I have to actively tell myself that it's OK not to hold my body in uncomfortable positions.  I have to unclench my fingers and my jaw.  I have to rebuke myself for apologizing for my existence from time to time.  I am unlearning discomfort in my body as a norm.  

Too many of us have been taught to take up the least amount of space and we've gotten used to being both physically and emotionally uncomfortable.  We have been taught that to be timid and barely there is agreeable and acceptable.  I have gotten so used to it that I have to remind myself to be whole and comfortable and here, in this space, whatever space I'm in.

I have to actively remind myself to breathe and to unfold and to share my gifts with the world.  I have to affirm the fact that I have purpose and something to offer.  I have to shake childhood fears and move myself mentally and physically.  I have to remember to stretch my clenched jaw or allow my body full use of the chair I'm sitting on, instead of relegating myself to a corner of it.  I have to work up the nerve to click 'Send' on threads of soul-baring tweets.  I have to mentally cheer myself on to speak up and out.  I have to remember to forget the strict confines of my childhood and unbridle my tongue here and now.

Living most of my life in discomfort, I didn't know I had another option.  Discomfort was my normal.  My discomfort, I believed, made me pleasing in some way, shape, or form to others.  I was to be seen - but barely - and not heard.  But how I longed to bust a seam and break loose.  I lived in a bubble of anxiety, managing others' reactions to me more than exploring my place in the world.

Slowly but surely I've started to learn all the ways in which my body speaks to me and how to respond lovingly.  My belly used to twist itself and send pangs of worry through every blood vessel.
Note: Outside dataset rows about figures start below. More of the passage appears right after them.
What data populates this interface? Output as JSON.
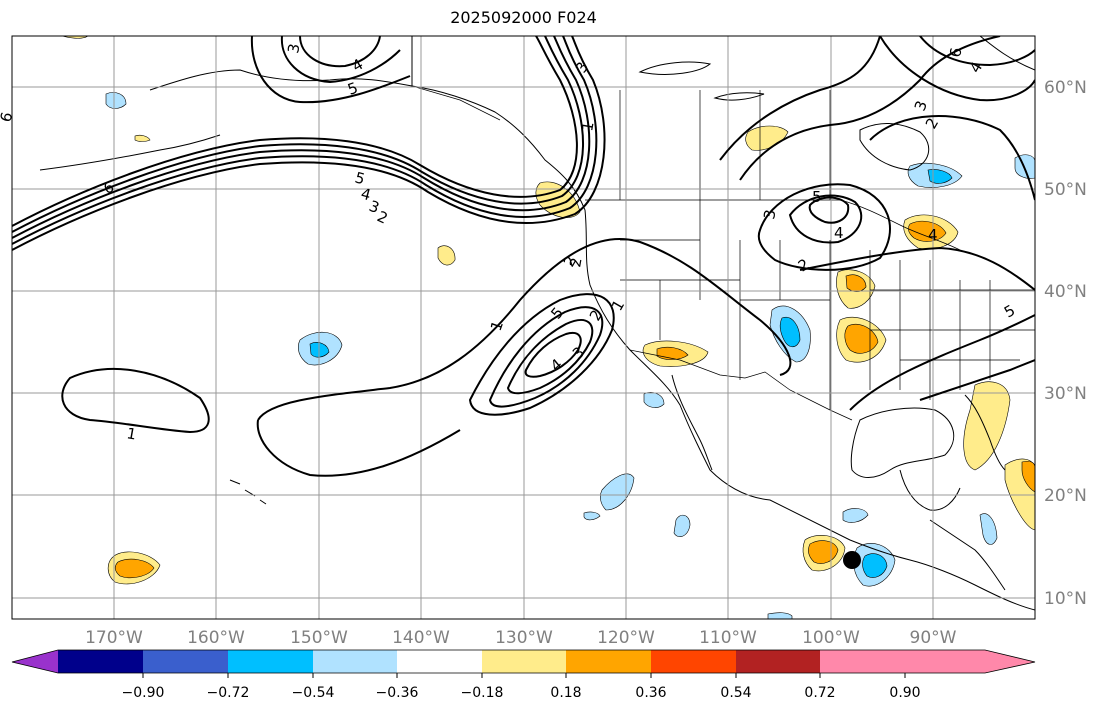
{
  "title": "2025092000 F024",
  "lat_labels": [
    "60°N",
    "50°N",
    "40°N",
    "30°N",
    "20°N",
    "10°N"
  ],
  "lon_labels": [
    "170°W",
    "160°W",
    "150°W",
    "140°W",
    "130°W",
    "120°W",
    "110°W",
    "100°W",
    "90°W"
  ],
  "colorbar": {
    "tick_labels": [
      "−0.90",
      "−0.72",
      "−0.54",
      "−0.36",
      "−0.18",
      "0.18",
      "0.36",
      "0.54",
      "0.72",
      "0.90"
    ],
    "colors": [
      "#9932cc",
      "#00008b",
      "#3a5fcd",
      "#00bfff",
      "#b0e2ff",
      "#ffffff",
      "#ffec8b",
      "#ffa500",
      "#ff4500",
      "#b22222",
      "#ff88aa"
    ]
  },
  "contour_labels": [
    "3",
    "4",
    "5",
    "6",
    "6",
    "5",
    "4",
    "3",
    "2",
    "1",
    "3",
    "2",
    "6",
    "4",
    "3",
    "2",
    "5",
    "4",
    "3",
    "2",
    "4",
    "1",
    "2",
    "1",
    "5",
    "4",
    "3",
    "2",
    "1",
    "5"
  ],
  "marker": "storm-center"
}
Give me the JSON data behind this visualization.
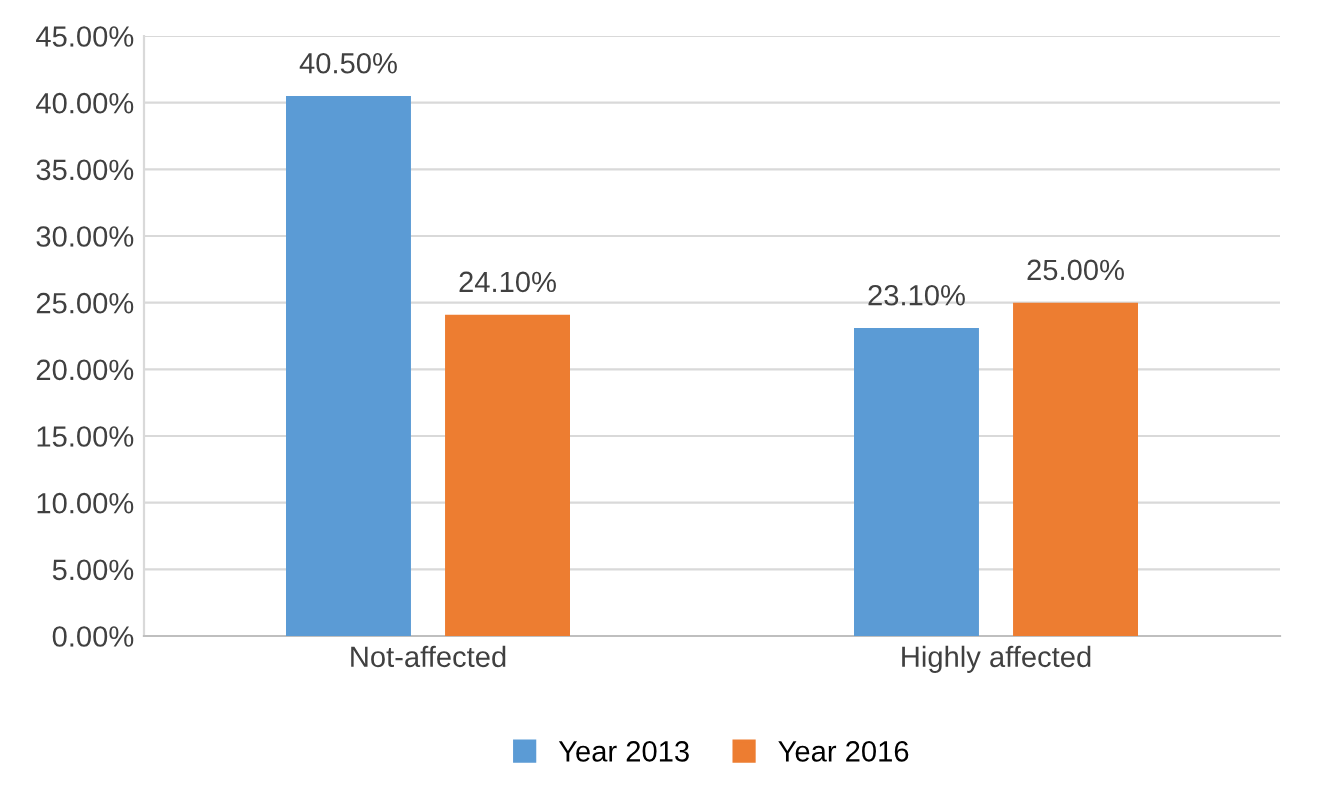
{
  "chart_data": {
    "type": "bar",
    "categories": [
      "Not-affected",
      "Highly affected"
    ],
    "series": [
      {
        "name": "Year 2013",
        "color": "#5b9bd5",
        "values": [
          40.5,
          23.1
        ],
        "value_labels": [
          "40.50%",
          "23.10%"
        ]
      },
      {
        "name": "Year 2016",
        "color": "#ed7d31",
        "values": [
          24.1,
          25.0
        ],
        "value_labels": [
          "24.10%",
          "25.00%"
        ]
      }
    ],
    "ylim": [
      0,
      45
    ],
    "yticks": [
      {
        "value": 0,
        "label": "0.00%"
      },
      {
        "value": 5,
        "label": "5.00%"
      },
      {
        "value": 10,
        "label": "10.00%"
      },
      {
        "value": 15,
        "label": "15.00%"
      },
      {
        "value": 20,
        "label": "20.00%"
      },
      {
        "value": 25,
        "label": "25.00%"
      },
      {
        "value": 30,
        "label": "30.00%"
      },
      {
        "value": 35,
        "label": "35.00%"
      },
      {
        "value": 40,
        "label": "40.00%"
      },
      {
        "value": 45,
        "label": "45.00%"
      }
    ],
    "grid": "y",
    "legend": "bottom"
  }
}
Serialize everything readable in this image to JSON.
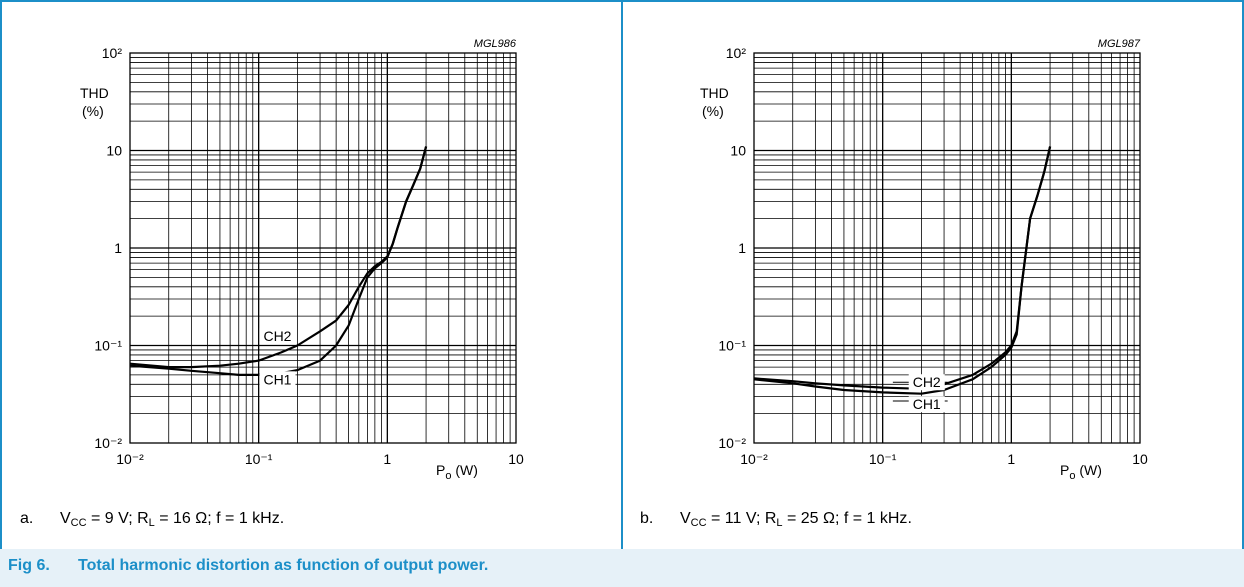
{
  "colors": {
    "frame": "#1c8fc8",
    "caption_bg": "#e6f1f8",
    "caption_text": "#1c8fc8",
    "curve": "#000000"
  },
  "figure_caption": {
    "number": "Fig 6.",
    "text": "Total harmonic distortion as function of output power."
  },
  "chart_data": [
    {
      "type": "line",
      "figure_id": "MGL986",
      "ylabel": "THD (%)",
      "xlabel": "P_o (W)",
      "x_scale": "log",
      "y_scale": "log",
      "xlim": [
        0.01,
        10
      ],
      "ylim": [
        0.01,
        100
      ],
      "x_ticks": [
        0.01,
        0.1,
        1,
        10
      ],
      "y_ticks": [
        0.01,
        0.1,
        1,
        10,
        100
      ],
      "grid": true,
      "series": [
        {
          "name": "CH2",
          "x": [
            0.01,
            0.02,
            0.03,
            0.05,
            0.07,
            0.1,
            0.15,
            0.2,
            0.3,
            0.4,
            0.5,
            0.6,
            0.7,
            0.8,
            0.9,
            1.0,
            1.1,
            1.2,
            1.4,
            1.6,
            1.8,
            2.0
          ],
          "y": [
            0.065,
            0.06,
            0.06,
            0.062,
            0.065,
            0.07,
            0.085,
            0.1,
            0.14,
            0.18,
            0.26,
            0.4,
            0.55,
            0.65,
            0.72,
            0.82,
            1.1,
            1.6,
            3.0,
            4.5,
            6.5,
            11
          ]
        },
        {
          "name": "CH1",
          "x": [
            0.01,
            0.02,
            0.03,
            0.05,
            0.07,
            0.1,
            0.15,
            0.2,
            0.3,
            0.4,
            0.5,
            0.6,
            0.7,
            0.8,
            0.9,
            1.0,
            1.1,
            1.2,
            1.4,
            1.6,
            1.8,
            2.0
          ],
          "y": [
            0.062,
            0.058,
            0.055,
            0.052,
            0.05,
            0.05,
            0.052,
            0.056,
            0.07,
            0.1,
            0.16,
            0.3,
            0.5,
            0.62,
            0.7,
            0.8,
            1.1,
            1.6,
            3.0,
            4.5,
            6.5,
            11
          ]
        }
      ],
      "annotations": [
        "CH2",
        "CH1"
      ],
      "condition": {
        "prefix": "a.",
        "vcc": "9 V",
        "rl": "16 Ω",
        "f": "1 kHz"
      }
    },
    {
      "type": "line",
      "figure_id": "MGL987",
      "ylabel": "THD (%)",
      "xlabel": "P_o (W)",
      "x_scale": "log",
      "y_scale": "log",
      "xlim": [
        0.01,
        10
      ],
      "ylim": [
        0.01,
        100
      ],
      "x_ticks": [
        0.01,
        0.1,
        1,
        10
      ],
      "y_ticks": [
        0.01,
        0.1,
        1,
        10,
        100
      ],
      "grid": true,
      "series": [
        {
          "name": "CH2",
          "x": [
            0.01,
            0.02,
            0.03,
            0.05,
            0.1,
            0.2,
            0.3,
            0.5,
            0.7,
            0.9,
            1.0,
            1.1,
            1.2,
            1.4,
            1.6,
            1.8,
            2.0
          ],
          "y": [
            0.046,
            0.043,
            0.041,
            0.039,
            0.037,
            0.036,
            0.04,
            0.05,
            0.065,
            0.085,
            0.1,
            0.14,
            0.4,
            2.0,
            3.5,
            6.0,
            11
          ]
        },
        {
          "name": "CH1",
          "x": [
            0.01,
            0.02,
            0.03,
            0.05,
            0.1,
            0.2,
            0.3,
            0.5,
            0.7,
            0.9,
            1.0,
            1.1,
            1.2,
            1.4,
            1.6,
            1.8,
            2.0
          ],
          "y": [
            0.045,
            0.041,
            0.038,
            0.035,
            0.033,
            0.032,
            0.035,
            0.045,
            0.06,
            0.08,
            0.095,
            0.13,
            0.4,
            2.0,
            3.5,
            6.0,
            11
          ]
        }
      ],
      "annotations": [
        "CH2",
        "CH1"
      ],
      "condition": {
        "prefix": "b.",
        "vcc": "11 V",
        "rl": "25 Ω",
        "f": "1 kHz"
      }
    }
  ]
}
Slow, deep breaths for that.  Lately, my jaw clenches tightly to the point of pain.  I stretch my jaw, my hands, my legs, my arms and get as still as possible for that. Anxiety is debilitating but learning to recognize it, where it's stemming from and how to respond is where freedom lives.  There are remedies and they are as simple as a slow, deep breath.
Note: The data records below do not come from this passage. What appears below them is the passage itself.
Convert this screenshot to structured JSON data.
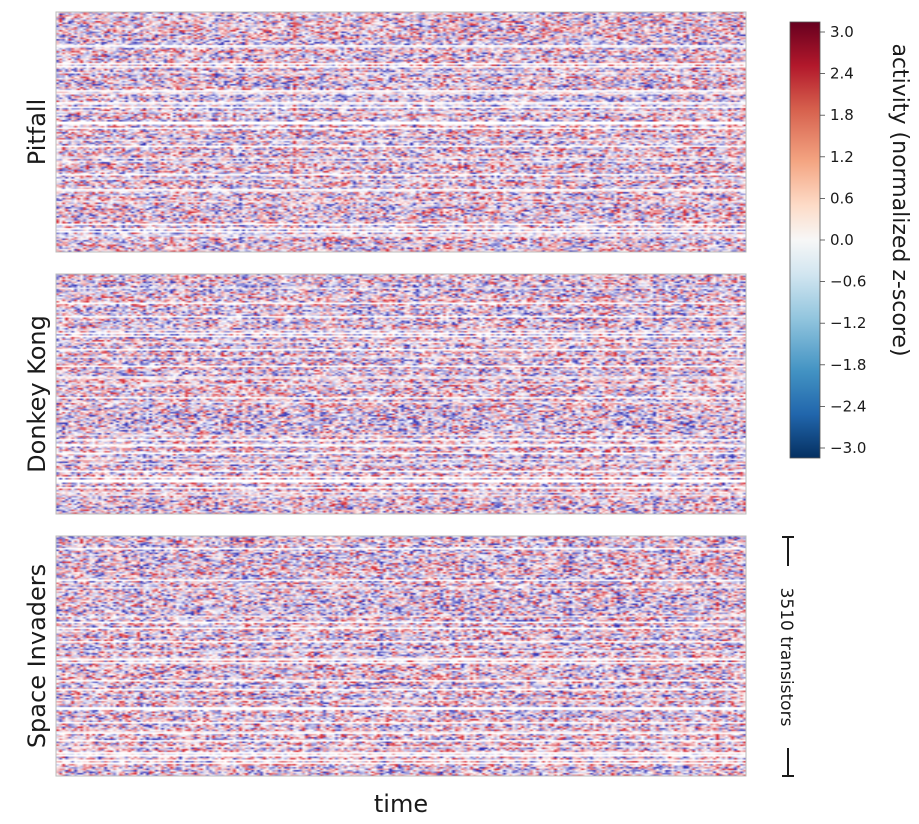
{
  "chart_data": {
    "type": "heatmap",
    "xlabel": "time",
    "panels": [
      {
        "name": "Pitfall",
        "seed": 17
      },
      {
        "name": "Donkey Kong",
        "seed": 53
      },
      {
        "name": "Space Invaders",
        "seed": 91
      }
    ],
    "colorbar": {
      "label": "activity (normalized z-score)",
      "range": [
        -3.0,
        3.0
      ],
      "ticks": [
        "3.0",
        "2.4",
        "1.8",
        "1.2",
        "0.6",
        "0.0",
        "−0.6",
        "−1.2",
        "−1.8",
        "−2.4",
        "−3.0"
      ],
      "colormap": [
        "#67001f",
        "#b2182b",
        "#d6604d",
        "#f4a582",
        "#fddbc7",
        "#f7f7f7",
        "#d1e5f0",
        "#92c5de",
        "#4393c3",
        "#2166ac",
        "#053061"
      ]
    },
    "scale_bar": {
      "label": "3510 transistors",
      "transistors": 3510
    }
  }
}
It's ok to listen to myself, to notice my body's signals and to change my way of being.  I don't have to contort my mind, body, or spirit into compromising positions to be acceptable.  I can accept the affirmation of others who see my strength, acknowledge my creativity, allow my weakness, and grow from my gifts.

Sometimes we're too busy performing wholeness to realize we aren't actually whole or at liberty in our own minds and bodies.  Nothing about humanity should be shackled.  We should be free to take up the space we need in order to breathe, to laugh, to make mistakes, to learn, to expand and evolve.  We have that permission by simply but beautifully existing in this world.